Не спит ночей, выносит бурю, холод[512],
получает возможность развиваться; хороший достаток, досуг, позволяющий переложить даже заботы о доме, детях на плечи служанок, формирующаяся в ее среде культурная норма, наконец, просто мода на образованность рождают потребность в духовной пище. Отвечая вызовам времени, она обращается к книгам, и это, в свою очередь, сокращает дистанцию, которая складывалась между полами.
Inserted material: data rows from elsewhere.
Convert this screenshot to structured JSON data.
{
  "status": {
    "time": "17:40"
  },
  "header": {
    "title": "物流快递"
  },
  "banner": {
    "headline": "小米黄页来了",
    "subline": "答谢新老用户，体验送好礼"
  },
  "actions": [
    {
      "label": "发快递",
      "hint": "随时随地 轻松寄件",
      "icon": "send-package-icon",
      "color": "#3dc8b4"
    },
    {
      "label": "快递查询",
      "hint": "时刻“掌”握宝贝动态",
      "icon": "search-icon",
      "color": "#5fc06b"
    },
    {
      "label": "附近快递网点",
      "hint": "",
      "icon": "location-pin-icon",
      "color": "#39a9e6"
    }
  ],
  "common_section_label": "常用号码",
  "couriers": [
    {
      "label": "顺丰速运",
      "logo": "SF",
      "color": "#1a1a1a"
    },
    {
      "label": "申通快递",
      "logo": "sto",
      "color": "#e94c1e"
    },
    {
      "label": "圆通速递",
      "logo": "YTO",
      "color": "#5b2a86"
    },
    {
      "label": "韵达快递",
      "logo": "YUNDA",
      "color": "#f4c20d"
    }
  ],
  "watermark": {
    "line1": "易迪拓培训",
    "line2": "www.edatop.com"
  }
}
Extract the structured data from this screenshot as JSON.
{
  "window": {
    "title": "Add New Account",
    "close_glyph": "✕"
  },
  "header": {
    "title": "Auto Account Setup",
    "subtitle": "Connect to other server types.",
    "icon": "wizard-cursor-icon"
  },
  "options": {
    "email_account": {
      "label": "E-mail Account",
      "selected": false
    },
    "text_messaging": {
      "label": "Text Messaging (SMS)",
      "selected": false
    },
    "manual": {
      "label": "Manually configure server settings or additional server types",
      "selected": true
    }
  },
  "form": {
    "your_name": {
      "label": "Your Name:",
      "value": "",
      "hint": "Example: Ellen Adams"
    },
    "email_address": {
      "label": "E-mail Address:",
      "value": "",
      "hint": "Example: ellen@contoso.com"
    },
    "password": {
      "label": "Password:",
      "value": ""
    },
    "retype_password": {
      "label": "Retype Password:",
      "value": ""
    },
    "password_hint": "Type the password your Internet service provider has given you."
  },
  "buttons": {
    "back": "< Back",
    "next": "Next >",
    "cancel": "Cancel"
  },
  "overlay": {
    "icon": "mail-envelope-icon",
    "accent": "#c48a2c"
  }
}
Уместно отметить еще одно немаловажное обстоятельство, о котором позднее заговорит упомянутый выше Ч. П. Сноу. С развитием производительных сил общества культурные запросы мужчины по преимуществу сдвигаются в сферу «другой», техногенной, культуры и прикладного, утилитарного знания. В свою очередь, женщина, принадлежащая не только высшему обществу, но и в средних слоях, становится активным потребителем гуманитарных ценностей. Так, уже дамы «Кентерберийских рассказов» свободно цитируют античных философов и проявляют похвальную широту мысли. Конечно, можно предположить, что многое в их уста вкладывает сам Чосер, однако приводившийся выше пример его младшей современницы Кристины Пизанской показывает, что чрезмерного преувеличения здесь нет. Между тем вплоть до XIX века только гуманитарная образованность будет относиться к культуре «первого сорта»; все прикладное ранжируется по более низкому разряду и не идет в сравнение с ценностями классического образования. Можно по-разному относиться к этому обстоятельству, но здесь тоже культурная норма, которая не может быть игнорирована никем. «Ошибаешься, – горячо возразил Мартин. – Все люди и все слои общества или, вернее, почти все люди и слои общества подражают тем, кто стоит выше. Ну, а кто в обществе стоит выше всех? Бездельники, богатые бездельники. Как правило, они не знают того, что знают люди, занятые каким либо делом. Слушать разговоры о деле бездельникам скучно, вот они и определили, что это узкопрофессиональные разговоры и вести их в обществе, не годится. Они же определили, какие темы не узкопрофессиональные и о чем, стало быть, годится беседовать: это новейшие оперы, новейшие романы, карты, бильярд, коктейли, автомобили, скачки, ловля форелей или голубого тунца, охота на крупного зверя, парусный спорт и прочее в том же роде, – и заметь, все это бездельники хорошо знают. По сути, это – узкопрофессиональные разговоры бездельников. И самое смешное, что многие умные люди или те, кто слывет умными людьми, позволяют бездельникам навязывать им свои дурацкие правила»[513]. Уже хотя бы для того, чтобы не задеть женщину, простим Мартину Идену «бездельников», и отметим, что эта культурная норма, в свою очередь, способствует ее возвышению.